I remember my mom holding my infant sister, Jeni, in the front seat while my dad drove. We never had baby car seats for any of us, so she probably held Jeff and Todd when they were babies too. It sounds horrifying now, but at the time it felt completely normal. Luckily for us, we were never in an accident that caused any harm.
Thinking about this sent me down a rabbit hole. I got curious about when seat belt laws came into effect in Ohio. I discovered that Ohio enacted its first mandatory seat belt law on May 6, 1986. At first, it only applied to front seat passengers, with full enforcement beginning after July 4 of that year. Children under four were required to be in a car seat or booster. Children and teens ages four through fifteen were required to wear seat belts in the back seat. Interestingly, Ohio still does not require adults sitting in the back seat to wear seat belts.
That last part was news to me. Anyone sitting in my back seat has to buckle up or we all get to listen to the relentless ding, ding, ding of the seat belt alarm. Highly annoying, but effective. It did make me wonder whether cars sold in Ohio have those alarms disconnected, or if people just ignore them.
This blog is a classic example of how my brain works. The original prompt for today was simple: “What seemed harmless to you as a kid that you now look back on in horror?” My answer was easy. No seatbelts for kids. But of course, I couldn’t stop there. I had to look up seat belt laws not just in Ohio, but also in California, where I lived from 1974 to 2023, and Minnesota, our home since 2023. For the record, both California and Minnesota require adult passengers in the back seat to wear seat belts.
Once I opened that door, more memories came flooding in.
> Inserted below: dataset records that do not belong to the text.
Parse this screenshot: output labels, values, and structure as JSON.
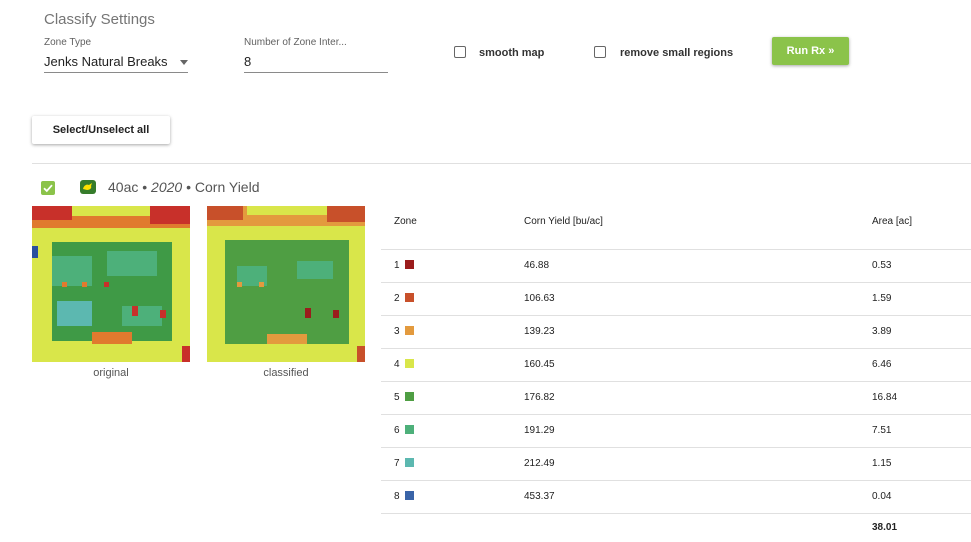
{
  "settings": {
    "title": "Classify Settings",
    "zone_type_label": "Zone Type",
    "zone_type_value": "Jenks Natural Breaks",
    "zone_count_label": "Number of Zone Inter...",
    "zone_count_value": "8",
    "smooth_map_label": "smooth map",
    "smooth_map_checked": false,
    "remove_small_label": "remove small regions",
    "remove_small_checked": false,
    "run_button": "Run Rx »"
  },
  "select_all_button": "Select/Unselect all",
  "field": {
    "checked": true,
    "name": "40ac",
    "sep1": " • ",
    "year": "2020",
    "sep2": " • ",
    "layer": "Corn Yield",
    "caption_original": "original",
    "caption_classified": "classified"
  },
  "table": {
    "headers": {
      "zone": "Zone",
      "yield": "Corn Yield [bu/ac]",
      "area": "Area [ac]"
    },
    "rows": [
      {
        "zone": "1",
        "color": "#9b1c1c",
        "yield": "46.88",
        "area": "0.53"
      },
      {
        "zone": "2",
        "color": "#c8502a",
        "yield": "106.63",
        "area": "1.59"
      },
      {
        "zone": "3",
        "color": "#e39a3e",
        "yield": "139.23",
        "area": "3.89"
      },
      {
        "zone": "4",
        "color": "#d9e64a",
        "yield": "160.45",
        "area": "6.46"
      },
      {
        "zone": "5",
        "color": "#4f9e43",
        "yield": "176.82",
        "area": "16.84"
      },
      {
        "zone": "6",
        "color": "#4db07a",
        "yield": "191.29",
        "area": "7.51"
      },
      {
        "zone": "7",
        "color": "#5cb8b0",
        "yield": "212.49",
        "area": "1.15"
      },
      {
        "zone": "8",
        "color": "#3a64a8",
        "yield": "453.37",
        "area": "0.04"
      }
    ],
    "total_area": "38.01"
  }
}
There was trying to swing high enough on a swing set to flip over the top bar by wrapping the chains around it. I never quite made it, but I got pretty high. At my grandparents’ house, my brothers or cousins had to hold down the legs of the swing set so it wouldn’t tip over. Park swings felt luxurious because their legs were set in concrete.
There was walking to the bathroom at the drive in by myself as a little kid, barefoot on stones and small rocks. First, how did I never slice my feet open? Second, how was I not kidnapped?
And then there was leaving the house at age ten to walk into town to visit or play with other kids. It was probably a quarter mile, out in the countryside, walking along the road where maybe three or four cars passed by. There were no mobile phones. I don’t even remember if we had a house phone in that particular house. What I do remember is that it was important to be home when my mom said to be home. I also suspect that other adults in the community were quietly keeping an eye on me and all the other kids wandering around.
Looking back, it’s tempting to gasp at how reckless it all seems. But it was also a different time, shaped by different expectations, fewer safeguards, and a lot of trust. Some of what we did was genuinely dangerous. Some of it was survivorship bias at work. And some of it was simply childhood, lived with scraped knees, bare feet, and a freedom that feels almost unreal now.
I wouldn’t trade modern safety standards for nostalgia, but I’m grateful I lived long enough to look back and say, with equal parts disbelief and relief, “Well, that could have gone badly.”